“Old Butler” – Gone but not forgotten

By the year 1948 the town of Butler, Tennessee had grown into a thriving farming community of 600 people. “Old Butler” was much like any other small town in America of that era. There were all the regular businesses one would expect to find in a growing town – 5o of them in fact – as well as two schools, a Masonic lodge and a couple of churches. But Butler had one big problem: high water.

Butler’s location at the confluence of Roan Creek and the Elk River (which formed the Watauga River) left the town prone to devastating floods, and the residents endured a number of them over the span of the town’s history. In 1942, the Tennessee Valley Authority began construction on Watauga Dam as part of a massive project that was developed with the goal of controlling the raging floodwaters of the region’s waterways.

The TVA built several dams in the region, resulting of course in several lakes. But there was something quite unique about the reservoir that would soon be known as Watauga Lake: once the dam was finished in 1948, the waters rising behind it would completely inundate the town of Butler!

In preparation for the impending deluge, the entire town was re-located to higher ground. This turned out to be quite a massive project in its own right, one that ended up requiring the rebuilding of some 125 homes as well as the businesses and other structures mentioned above. They also had to construct 55 miles of new roads, three new bridges and 66 miles of utility lines. Then, to cap it all off, they had to relocate 1,281 graves!

But move the town they did, and the residents of “new” Butler are doing quite well here in the 21st century. Old Butler still exists much as it did before the rising waters of the Watauga engulfed it, and in 1983 the “locals” got a chance to see it in all its well-preserved glory when the TVA drew down the water in the lake to allow for a thorough inspection of the dam. But when that task was finished, the dam’s gate was closed and the waters rose once again, inundating Old Butler as they had so many years before.
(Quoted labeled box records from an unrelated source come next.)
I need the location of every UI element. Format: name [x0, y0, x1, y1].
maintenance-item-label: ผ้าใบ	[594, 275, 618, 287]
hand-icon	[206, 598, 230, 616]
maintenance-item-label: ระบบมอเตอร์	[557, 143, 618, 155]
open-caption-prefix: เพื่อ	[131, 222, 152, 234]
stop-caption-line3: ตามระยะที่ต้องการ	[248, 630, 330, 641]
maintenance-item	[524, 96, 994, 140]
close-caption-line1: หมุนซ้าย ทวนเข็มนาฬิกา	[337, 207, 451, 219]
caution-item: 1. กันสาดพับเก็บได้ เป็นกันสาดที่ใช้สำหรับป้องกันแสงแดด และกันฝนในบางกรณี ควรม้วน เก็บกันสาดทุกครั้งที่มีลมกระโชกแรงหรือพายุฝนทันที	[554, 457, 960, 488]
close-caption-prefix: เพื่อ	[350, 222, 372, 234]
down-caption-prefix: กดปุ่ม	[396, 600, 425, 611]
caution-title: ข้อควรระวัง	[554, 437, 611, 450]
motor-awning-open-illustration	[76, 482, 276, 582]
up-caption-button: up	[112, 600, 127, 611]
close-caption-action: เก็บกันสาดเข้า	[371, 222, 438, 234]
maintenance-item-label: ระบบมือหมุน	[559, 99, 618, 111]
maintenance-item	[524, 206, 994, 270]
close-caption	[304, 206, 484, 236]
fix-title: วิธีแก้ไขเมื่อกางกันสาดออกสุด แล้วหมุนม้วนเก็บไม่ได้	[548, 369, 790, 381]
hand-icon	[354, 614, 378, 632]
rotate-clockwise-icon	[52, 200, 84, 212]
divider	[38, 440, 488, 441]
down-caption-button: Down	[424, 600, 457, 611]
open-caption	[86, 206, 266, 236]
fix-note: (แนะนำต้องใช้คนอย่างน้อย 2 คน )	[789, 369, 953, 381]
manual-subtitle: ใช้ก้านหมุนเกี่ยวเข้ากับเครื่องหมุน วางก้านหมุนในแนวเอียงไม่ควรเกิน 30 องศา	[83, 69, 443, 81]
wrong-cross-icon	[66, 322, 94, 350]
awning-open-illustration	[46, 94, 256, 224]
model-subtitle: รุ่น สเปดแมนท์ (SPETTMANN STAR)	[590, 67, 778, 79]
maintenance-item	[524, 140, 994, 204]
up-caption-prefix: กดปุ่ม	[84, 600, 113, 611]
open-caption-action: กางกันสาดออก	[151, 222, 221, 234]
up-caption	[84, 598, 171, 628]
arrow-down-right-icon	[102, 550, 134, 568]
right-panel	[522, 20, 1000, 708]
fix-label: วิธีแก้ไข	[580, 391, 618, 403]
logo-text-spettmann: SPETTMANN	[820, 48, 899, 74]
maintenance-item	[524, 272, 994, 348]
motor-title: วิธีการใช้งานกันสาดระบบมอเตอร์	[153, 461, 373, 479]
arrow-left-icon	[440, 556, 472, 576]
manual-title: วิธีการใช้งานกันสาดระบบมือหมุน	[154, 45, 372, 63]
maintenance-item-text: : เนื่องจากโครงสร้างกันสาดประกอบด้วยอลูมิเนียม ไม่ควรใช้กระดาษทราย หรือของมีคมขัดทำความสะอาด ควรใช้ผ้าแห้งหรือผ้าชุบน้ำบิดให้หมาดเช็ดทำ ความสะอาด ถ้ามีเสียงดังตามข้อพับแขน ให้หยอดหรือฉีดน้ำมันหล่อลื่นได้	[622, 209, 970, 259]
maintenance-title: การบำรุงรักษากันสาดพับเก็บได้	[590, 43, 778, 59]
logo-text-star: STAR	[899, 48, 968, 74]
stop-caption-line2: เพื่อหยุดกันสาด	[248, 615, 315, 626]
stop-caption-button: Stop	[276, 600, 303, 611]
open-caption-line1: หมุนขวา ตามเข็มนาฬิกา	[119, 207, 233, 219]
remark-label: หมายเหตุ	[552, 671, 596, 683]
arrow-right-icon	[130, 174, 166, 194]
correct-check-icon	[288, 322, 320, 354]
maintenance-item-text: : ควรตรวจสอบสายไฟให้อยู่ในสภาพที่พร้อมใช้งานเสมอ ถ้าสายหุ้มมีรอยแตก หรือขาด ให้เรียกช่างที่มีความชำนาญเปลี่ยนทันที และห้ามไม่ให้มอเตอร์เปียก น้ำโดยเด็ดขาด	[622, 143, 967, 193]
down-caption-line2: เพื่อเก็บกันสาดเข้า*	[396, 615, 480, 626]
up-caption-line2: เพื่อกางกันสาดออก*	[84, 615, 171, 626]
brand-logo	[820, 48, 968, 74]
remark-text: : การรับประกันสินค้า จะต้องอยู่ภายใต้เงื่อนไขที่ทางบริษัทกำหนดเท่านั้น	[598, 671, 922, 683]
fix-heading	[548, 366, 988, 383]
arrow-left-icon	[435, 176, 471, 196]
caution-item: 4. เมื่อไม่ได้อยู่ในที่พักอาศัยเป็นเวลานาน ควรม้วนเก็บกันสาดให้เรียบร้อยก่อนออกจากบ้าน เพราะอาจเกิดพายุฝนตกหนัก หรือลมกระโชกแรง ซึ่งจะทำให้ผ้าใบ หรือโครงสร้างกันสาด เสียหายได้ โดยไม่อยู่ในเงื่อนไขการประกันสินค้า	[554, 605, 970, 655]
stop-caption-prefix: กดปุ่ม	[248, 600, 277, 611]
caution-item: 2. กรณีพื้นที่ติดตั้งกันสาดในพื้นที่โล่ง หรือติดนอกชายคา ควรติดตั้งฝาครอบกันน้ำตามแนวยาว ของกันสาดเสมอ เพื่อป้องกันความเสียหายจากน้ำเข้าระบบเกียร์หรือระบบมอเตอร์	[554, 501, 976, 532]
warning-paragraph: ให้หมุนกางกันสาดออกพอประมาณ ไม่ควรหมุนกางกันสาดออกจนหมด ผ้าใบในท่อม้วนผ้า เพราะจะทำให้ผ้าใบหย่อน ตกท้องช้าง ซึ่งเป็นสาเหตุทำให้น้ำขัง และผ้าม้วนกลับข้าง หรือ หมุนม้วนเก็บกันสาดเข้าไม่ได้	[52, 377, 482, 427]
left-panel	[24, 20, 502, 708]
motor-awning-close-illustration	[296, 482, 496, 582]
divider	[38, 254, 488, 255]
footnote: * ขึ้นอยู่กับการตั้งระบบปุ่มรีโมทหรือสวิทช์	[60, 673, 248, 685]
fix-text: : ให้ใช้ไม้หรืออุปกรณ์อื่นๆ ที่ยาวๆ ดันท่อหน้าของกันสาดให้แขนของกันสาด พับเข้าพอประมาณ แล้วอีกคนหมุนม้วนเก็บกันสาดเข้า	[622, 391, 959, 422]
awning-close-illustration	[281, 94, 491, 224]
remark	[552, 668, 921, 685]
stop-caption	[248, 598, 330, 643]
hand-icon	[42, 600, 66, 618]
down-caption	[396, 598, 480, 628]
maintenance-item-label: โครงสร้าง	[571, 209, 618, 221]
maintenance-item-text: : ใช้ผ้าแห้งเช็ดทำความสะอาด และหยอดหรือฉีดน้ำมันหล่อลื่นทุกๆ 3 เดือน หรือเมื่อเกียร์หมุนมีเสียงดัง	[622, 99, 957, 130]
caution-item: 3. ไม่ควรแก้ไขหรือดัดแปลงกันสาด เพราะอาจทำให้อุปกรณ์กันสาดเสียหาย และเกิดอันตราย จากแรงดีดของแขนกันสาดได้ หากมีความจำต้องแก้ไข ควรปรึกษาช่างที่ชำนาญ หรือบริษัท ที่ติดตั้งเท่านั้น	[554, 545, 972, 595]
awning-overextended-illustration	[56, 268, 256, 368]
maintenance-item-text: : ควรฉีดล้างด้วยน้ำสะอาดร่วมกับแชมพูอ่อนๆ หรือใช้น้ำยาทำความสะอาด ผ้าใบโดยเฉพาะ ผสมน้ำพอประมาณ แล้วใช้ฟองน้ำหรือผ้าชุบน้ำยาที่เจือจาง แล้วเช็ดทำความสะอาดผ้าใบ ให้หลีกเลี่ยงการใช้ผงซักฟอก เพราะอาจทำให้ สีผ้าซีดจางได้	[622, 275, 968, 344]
Although the original town of Butler, Tennessee still lies beneath the waters of the Watauga, it will be 2013 before it sees the light of day again (when the TVA performs the next scheduled drawdown of the lake). In 1948 the citizens of Butler had to say goodbye to their homes, their schools, their churches…in effect they had to say goodbye to the lives they had lived on the banks of the newly born Watauga River. But they took with them lots of photographs, and even more precious memories of the town that they had “lost” forever.